Close to home, the negative effects of technological advances on the economy are clear. At first, the domestic oil patch benefitted tremendously from the development of Steam Assisted Gravity Drainage (SAGD) and other extraction processes. But the rapid progress in U.S. shale oil extraction techniques created an oversupply of oil that threatens a significant segment of the Alberta energy industry with bankruptcy. Elsewhere in the commodity space, Chinese over-investment in steel and aluminum caused a collapse in global prices.
The economic challenges of abundance, however, go far beyond commodities. There's too many mutual funds, television channels, cereal brands, auto companies (China hasn't even started exporting cars and trucks yet), land-line telephones, clothing brands, taxis, department stores and, if we're being honest, journalism. Technology and its ability to increase productivity are to blame for virtually any major market sector beset with poor profit margins and layoffs.
Professor DeLong's column emphasized the risk that mass fraud of the Bernie Madoff variety will become increasingly prevalent. The larger problem, and I suspect Mr. DeLong would agree, is that technology increases efficiencies and reduces the need for labour. A dystopian future in which anything can be produced quickly and cheaply, except everyone's unemployed with no money to spend, is easy to envisage without considerable structural change in the economy.
Unemployment is the most severe outgrowth of abundance and low profitability but maverick anthropology professor (and devout anarchist, it should be noted) David Graeber has written extensively about boring, mindless pseudo-employment that he calls 'BS Jobs'. Mr. Graber refers to John Maynard Keynes' prediction that technology, by the end of the 20th century, would allow for a 15-hour workweek in Britain and the United States.
"We are quite capable of this. And yet it didn't happen. Instead, technology has been marshalled, if anything, to figure out ways to make us all work more. In order to achieve this, jobs have had to be created that are, effectively, pointless. Huge swathes of people, in Europe and North America in particular, spend their entire working lives performing tasks they secretly believe do not really need to be performed."
The economics of abundance may also lie behind current global deflationary pressures and the prevalence of central bank monetary stimulus most recently underscored by the Bank of Japan. Financial Times writer Izabella Kaminska, who's Beyond Scarcity series of reports form the most valuable public resource on the topic of abundance, wrote, "an abundance of goods is naturally deflationary unless accompanied by equal or greater credit expansion." This suggests that the race to provide liquidity and credit in China, Japan, Europe and until recently the United States, is to some extent in response to the increase of global industry's ability to provide goods. The money supply has to keep up with production or goods go unbought.

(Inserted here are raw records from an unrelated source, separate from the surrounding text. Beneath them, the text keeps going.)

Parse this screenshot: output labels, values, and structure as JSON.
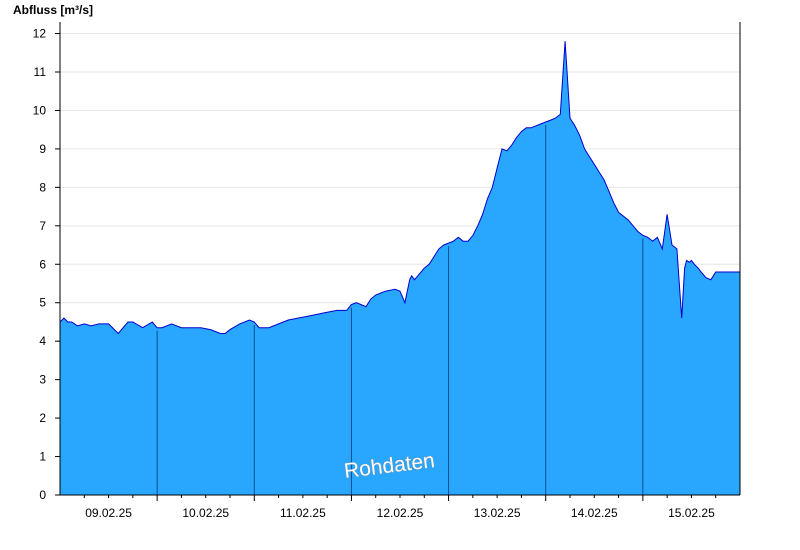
{
  "chart_data": {
    "type": "area",
    "ylabel": "Abfluss [m³/s]",
    "ylim": [
      0,
      12.3
    ],
    "yticks": [
      0,
      1,
      2,
      3,
      4,
      5,
      6,
      7,
      8,
      9,
      10,
      11,
      12
    ],
    "xlim": [
      0,
      7.0
    ],
    "day_boundaries": [
      1,
      2,
      3,
      4,
      5,
      6
    ],
    "xticks": [
      {
        "x": 0.5,
        "label": "09.02.25"
      },
      {
        "x": 1.5,
        "label": "10.02.25"
      },
      {
        "x": 2.5,
        "label": "11.02.25"
      },
      {
        "x": 3.5,
        "label": "12.02.25"
      },
      {
        "x": 4.5,
        "label": "13.02.25"
      },
      {
        "x": 5.5,
        "label": "14.02.25"
      },
      {
        "x": 6.5,
        "label": "15.02.25"
      }
    ],
    "watermark": "Rohdaten",
    "grid": true,
    "colors": {
      "fill": "#29a6fd",
      "line": "#0000cc",
      "divider": "#0b4f8f",
      "grid": "#e6e6e6"
    },
    "series": [
      {
        "x": [
          0.0,
          0.04,
          0.08,
          0.12,
          0.18,
          0.25,
          0.32,
          0.4,
          0.5,
          0.6,
          0.65,
          0.7,
          0.75,
          0.85,
          0.95,
          1.0,
          1.05,
          1.15,
          1.25,
          1.35,
          1.45,
          1.55,
          1.65,
          1.7,
          1.75,
          1.85,
          1.95,
          2.0,
          2.05,
          2.15,
          2.25,
          2.35,
          2.45,
          2.55,
          2.65,
          2.75,
          2.85,
          2.95,
          3.0,
          3.05,
          3.15,
          3.2,
          3.25,
          3.35,
          3.45,
          3.5,
          3.55,
          3.6,
          3.62,
          3.65,
          3.7,
          3.75,
          3.8,
          3.85,
          3.9,
          3.95,
          4.0,
          4.05,
          4.1,
          4.15,
          4.2,
          4.25,
          4.3,
          4.35,
          4.4,
          4.45,
          4.5,
          4.55,
          4.6,
          4.65,
          4.7,
          4.75,
          4.8,
          4.85,
          4.9,
          4.95,
          5.0,
          5.05,
          5.1,
          5.15,
          5.2,
          5.25,
          5.3,
          5.35,
          5.4,
          5.45,
          5.5,
          5.55,
          5.6,
          5.65,
          5.7,
          5.75,
          5.8,
          5.85,
          5.9,
          5.95,
          6.0,
          6.05,
          6.1,
          6.15,
          6.2,
          6.25,
          6.3,
          6.35,
          6.4,
          6.43,
          6.45,
          6.48,
          6.5,
          6.53,
          6.55,
          6.57,
          6.6,
          6.65,
          6.7,
          6.75,
          6.8,
          6.85,
          6.9,
          6.95,
          7.0
        ],
        "y": [
          4.5,
          4.6,
          4.5,
          4.5,
          4.4,
          4.45,
          4.4,
          4.45,
          4.45,
          4.2,
          4.35,
          4.5,
          4.5,
          4.35,
          4.5,
          4.35,
          4.35,
          4.45,
          4.35,
          4.35,
          4.35,
          4.3,
          4.2,
          4.2,
          4.3,
          4.45,
          4.55,
          4.5,
          4.35,
          4.35,
          4.45,
          4.55,
          4.6,
          4.65,
          4.7,
          4.75,
          4.8,
          4.8,
          4.95,
          5.0,
          4.9,
          5.1,
          5.2,
          5.3,
          5.35,
          5.3,
          5.0,
          5.6,
          5.7,
          5.6,
          5.75,
          5.9,
          6.0,
          6.2,
          6.4,
          6.5,
          6.55,
          6.6,
          6.7,
          6.6,
          6.6,
          6.75,
          7.0,
          7.3,
          7.7,
          8.0,
          8.5,
          9.0,
          8.95,
          9.1,
          9.3,
          9.45,
          9.55,
          9.55,
          9.6,
          9.65,
          9.7,
          9.75,
          9.8,
          9.9,
          11.8,
          9.8,
          9.6,
          9.35,
          9.0,
          8.8,
          8.6,
          8.4,
          8.2,
          7.9,
          7.6,
          7.35,
          7.25,
          7.15,
          7.0,
          6.85,
          6.75,
          6.7,
          6.6,
          6.7,
          6.4,
          7.3,
          6.5,
          6.4,
          4.6,
          5.9,
          6.1,
          6.05,
          6.1,
          6.0,
          5.95,
          5.9,
          5.8,
          5.65,
          5.6,
          5.8,
          5.8,
          5.8,
          5.8,
          5.8,
          5.8
        ]
      }
    ]
  }
}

The steady migration of global manufacturing activity from developed to developing economies – exemplified by Mexico's rise as an auto manufacturing powerhouse at Canada's expense – will only increase the prevalence of technology in G10 economies. This will only make maintaining employment levels harder. Economist Paul Krugman, in a 2012 speech, noted that General Motors employed 400,000 workers at its peak whereas technology firms need much less labour. Facebook Inc., for instance, with a market capitalization of $327-billion (U.S.), employs only 12,691 people.

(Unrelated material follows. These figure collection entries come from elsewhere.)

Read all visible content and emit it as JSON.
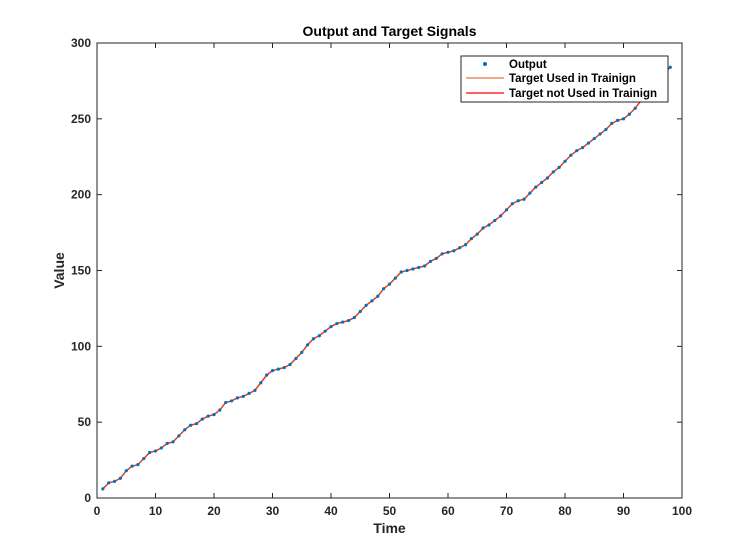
{
  "chart_data": {
    "type": "line",
    "title": "Output and Target Signals",
    "xlabel": "Time",
    "ylabel": "Value",
    "xlim": [
      0,
      100
    ],
    "ylim": [
      0,
      300
    ],
    "xticks": [
      0,
      10,
      20,
      30,
      40,
      50,
      60,
      70,
      80,
      90,
      100
    ],
    "yticks": [
      0,
      50,
      100,
      150,
      200,
      250,
      300
    ],
    "grid": false,
    "legend_position": "top-right",
    "x": [
      1,
      2,
      3,
      4,
      5,
      6,
      7,
      8,
      9,
      10,
      11,
      12,
      13,
      14,
      15,
      16,
      17,
      18,
      19,
      20,
      21,
      22,
      23,
      24,
      25,
      26,
      27,
      28,
      29,
      30,
      31,
      32,
      33,
      34,
      35,
      36,
      37,
      38,
      39,
      40,
      41,
      42,
      43,
      44,
      45,
      46,
      47,
      48,
      49,
      50,
      51,
      52,
      53,
      54,
      55,
      56,
      57,
      58,
      59,
      60,
      61,
      62,
      63,
      64,
      65,
      66,
      67,
      68,
      69,
      70,
      71,
      72,
      73,
      74,
      75,
      76,
      77,
      78,
      79,
      80,
      81,
      82,
      83,
      84,
      85,
      86,
      87,
      88,
      89,
      90,
      91,
      92,
      93,
      94,
      95,
      96,
      97,
      98
    ],
    "series": [
      {
        "name": "Output",
        "style": "markers",
        "color": "#0072BD",
        "values": [
          6,
          10,
          11,
          13,
          18,
          21,
          22,
          26,
          30,
          31,
          33,
          36,
          37,
          41,
          45,
          48,
          49,
          52,
          54,
          55,
          58,
          63,
          64,
          66,
          67,
          69,
          71,
          76,
          81,
          84,
          85,
          86,
          88,
          92,
          96,
          101,
          105,
          107,
          110,
          113,
          115,
          116,
          117,
          119,
          123,
          127,
          130,
          133,
          138,
          141,
          145,
          149,
          150,
          151,
          152,
          153,
          156,
          158,
          161,
          162,
          163,
          165,
          167,
          171,
          174,
          178,
          180,
          183,
          186,
          190,
          194,
          196,
          197,
          201,
          205,
          208,
          211,
          215,
          218,
          222,
          226,
          229,
          231,
          234,
          237,
          240,
          243,
          247,
          249,
          250,
          253,
          257,
          262,
          266,
          269,
          275,
          280,
          284
        ]
      },
      {
        "name": "Target Used in Trainign",
        "style": "line",
        "color": "#D95319",
        "values": [
          6,
          10,
          11,
          13,
          18,
          21,
          22,
          26,
          30,
          31,
          33,
          36,
          37,
          41,
          45,
          48,
          49,
          52,
          54,
          55,
          58,
          63,
          64,
          66,
          67,
          69,
          71,
          76,
          81,
          84,
          85,
          86,
          88,
          92,
          96,
          101,
          105,
          107,
          110,
          113,
          115,
          116,
          117,
          119,
          123,
          127,
          130,
          133,
          138,
          141,
          145,
          149,
          150,
          151,
          152,
          153,
          156,
          158,
          161,
          162,
          163,
          165,
          167,
          171,
          174,
          178,
          180,
          183,
          186,
          190,
          194,
          196,
          197,
          201,
          205,
          208,
          211,
          215,
          218,
          222,
          226,
          229,
          231,
          234,
          237,
          240,
          243,
          247,
          249,
          250,
          253,
          257,
          262,
          266,
          269,
          275,
          280,
          284
        ]
      },
      {
        "name": "Target not Used in Trainign",
        "style": "line",
        "color": "#FF0000",
        "values": [
          6,
          10,
          11,
          13,
          18,
          21,
          22,
          26,
          30,
          31,
          33,
          36,
          37,
          41,
          45,
          48,
          49,
          52,
          54,
          55,
          58,
          63,
          64,
          66,
          67,
          69,
          71,
          76,
          81,
          84,
          85,
          86,
          88,
          92,
          96,
          101,
          105,
          107,
          110,
          113,
          115,
          116,
          117,
          119,
          123,
          127,
          130,
          133,
          138,
          141,
          145,
          149,
          150,
          151,
          152,
          153,
          156,
          158,
          161,
          162,
          163,
          165,
          167,
          171,
          174,
          178,
          180,
          183,
          186,
          190,
          194,
          196,
          197,
          201,
          205,
          208,
          211,
          215,
          218,
          222,
          226,
          229,
          231,
          234,
          237,
          240,
          243,
          247,
          249,
          250,
          253,
          257,
          262,
          266,
          269,
          275,
          280,
          284
        ]
      }
    ]
  }
}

The full anti-employment effects of technology will be felt gradually over decades. This is fortunate, because potential policy solutions to the job shortage problems are not obvious, either not economically viable over the long term (like trade tariffs or mass subsidies for inefficient businesses) or politically unpalatable (paying people not to work with large increases in welfare).
Solutions will eventually be found – we'll have no choice. Ideally, a new form of wealth distribution will allow for technology's continued development and its considerable benefits, while also providing citizens with rising standards of living without subsidized employment of unnecessary drudgery.
As Professor DeLong writes, his profession may be ill-prepared to deal with the new theoretical challenges of technology and economic abundance. The history of economics has been the study of scarcity – fostering an economic orientation that limits starvation.
Prepared or not, developed world economies have already embarked on momentous changes, in many ways as large as the urbanization of North America in the late 19th and early 20th century. Like a Canadian farmer moving to Montreal in the 1920s, we likely won't recognize the economy 30 years from now.